Each star of the closely-packed system is a dense neutron star, spinning extremely fast, radiating X-rays in pulses, and is the fast-rotating, dead heart of a once-massive star.
"These stars are so dense that one cup of neutron star-stuff would outweigh Mt. Everest," said Alberto Pellizzoni, lead author of the article where the results are reported. "Add to that the fact that the two stars are orbiting really close to each other, separated by only 3 light-seconds, about three times the distance between Earth and the Moon," he added.
XMM-Newton discovered X-ray emission from both pulsars in October 2006.
What Pellizzoni's team saw could not be explained by the workings of pulsar A alone, which was known to be the only significant power plant in the system.
Besides, the X-ray pulses detected from pulsar B were too strong.
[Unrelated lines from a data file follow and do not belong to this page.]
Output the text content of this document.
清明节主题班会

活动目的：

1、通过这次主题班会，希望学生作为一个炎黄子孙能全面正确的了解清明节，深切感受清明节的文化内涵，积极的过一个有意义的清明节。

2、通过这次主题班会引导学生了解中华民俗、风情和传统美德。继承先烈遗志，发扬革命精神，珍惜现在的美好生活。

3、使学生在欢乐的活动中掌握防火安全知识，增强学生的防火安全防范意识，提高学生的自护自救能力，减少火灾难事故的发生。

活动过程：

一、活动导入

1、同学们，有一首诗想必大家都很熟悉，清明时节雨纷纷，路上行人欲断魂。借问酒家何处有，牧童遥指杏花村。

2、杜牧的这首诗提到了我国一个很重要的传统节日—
The energy that it lost by rotation could not account for all the X-ray radiation observed.
The theory that the observed X-rays might originate from residual internal heat of this 50 million year-old pulsar was also ruled out.
Pulsar B is an oddity, in that it is very different from a 'normal' pulsar.
"One possible solution for the mystery could be mutual interaction between the two stars, where the lazy star derives energy from the other," said Pellizzoni.
Pulsar B's X-ray emission might be visible because pulsar A's wind intercepts the magnetosphere of pulsar B, powering pulsar B's wind and heating up the neutron star's surface.
Though the fundamental physical processes involved in these extreme interactions are a matter of debate among theoretical physicists, but with XMM-Newton's observations, scientists have gained new insight, providing a new experimental setting for them.
In X-rays, it will be possible to study the subsurface and magnetospheres of the stars as well as the interaction between the two in that close, heated environment.